Les grossistes qui revendent ensuite leur produit aux chaines de supermarchés reçoivent 1.5 shekel pour 1 kg.
Yaakov Yousof, âgé de 45 ans, du village Ranan situé dans le sud du pays, récolte des tomates, des poivrons et des pommes de terre.

Il possède 80 hectares de serre et 400 hectares de terres agricoles destinées aux pommes de terre.

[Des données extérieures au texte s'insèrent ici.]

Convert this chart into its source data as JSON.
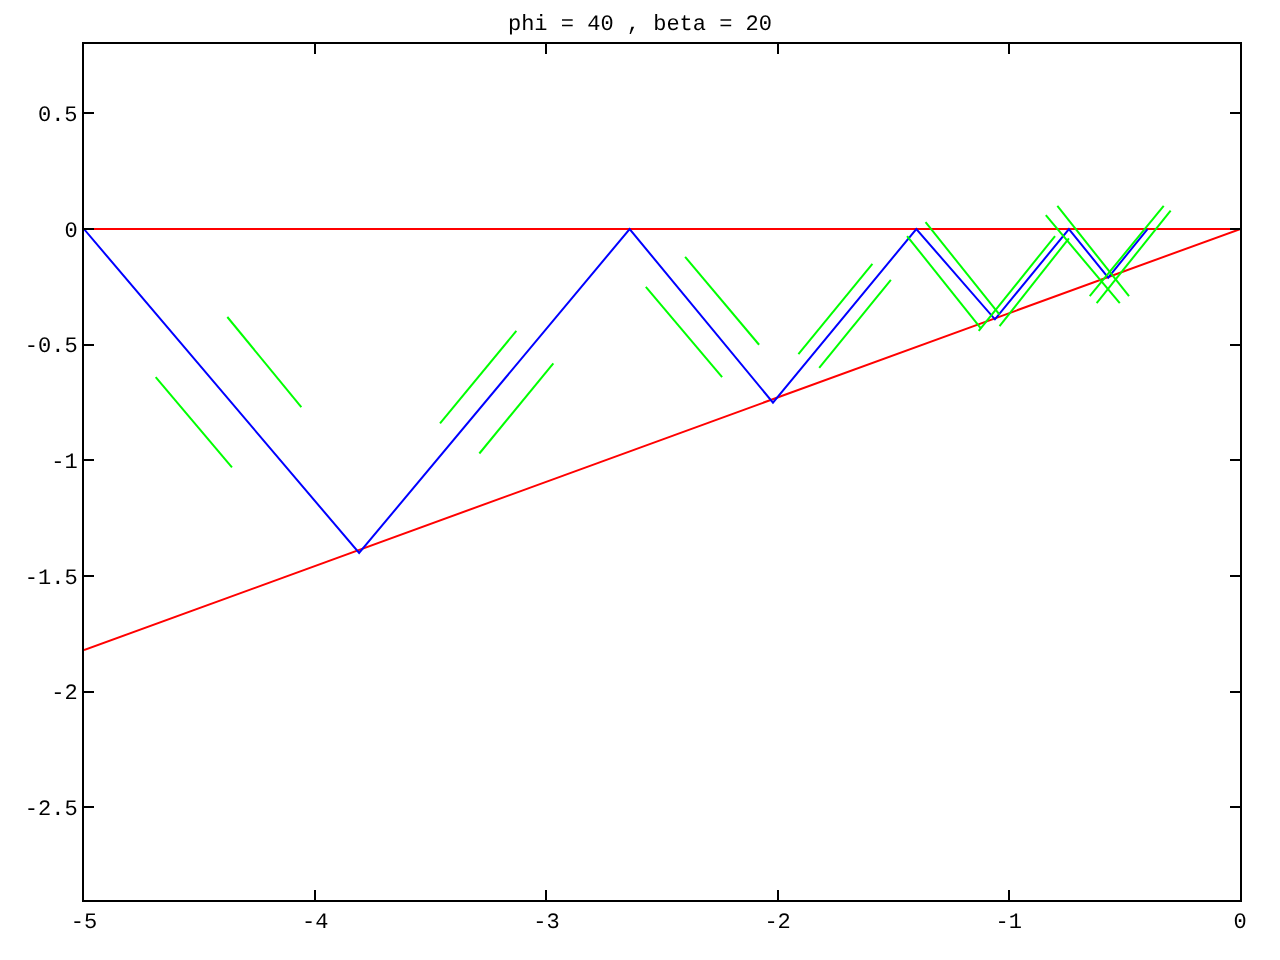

D'après lui, les difficultés viennent de la montée des prix et du manque de soutien de la part du gouvernement israélien.

Il explique: "le prix de l'eau est élevé, il est de 2.5 shekels le mètre cube, la main d'œuvre étrangère a un coût puisque les israéliens ne veulent pas travailler dans ce secteur, la récolte doit être équitable et toute la bureaucratie que l'on doit remplir à chaque fois pour s'assurer de toujours être en règle est embarrassante.

Ajoutez à cela le prix attrayant des légumes en supermarché et le manque de leadership au sein du gouvernement et d'ici quelques années nous n'existerons plus."

La plupart des amis de Yaakov ont dû arrêter d'exercer la profession d'agriculteur et se reconvertir dans un autre domaine. Il craint de devoir faire pareil.

Si la crise économique dans ce secteur devient inquiétante au sein du pays, les agriculteurs pouvaient comptaient sur l'exportation de leur produit à l'étranger.

Cependant le conflit entre l'Ukraine et la Russie qui impose un embargo sur l'import-export les empêche d'exercer librement. Les agriculteurs ne pensent plus également pouvoir compter sur l'Europe car le boycott des produits "made in Israël" devient de plus en plus influent.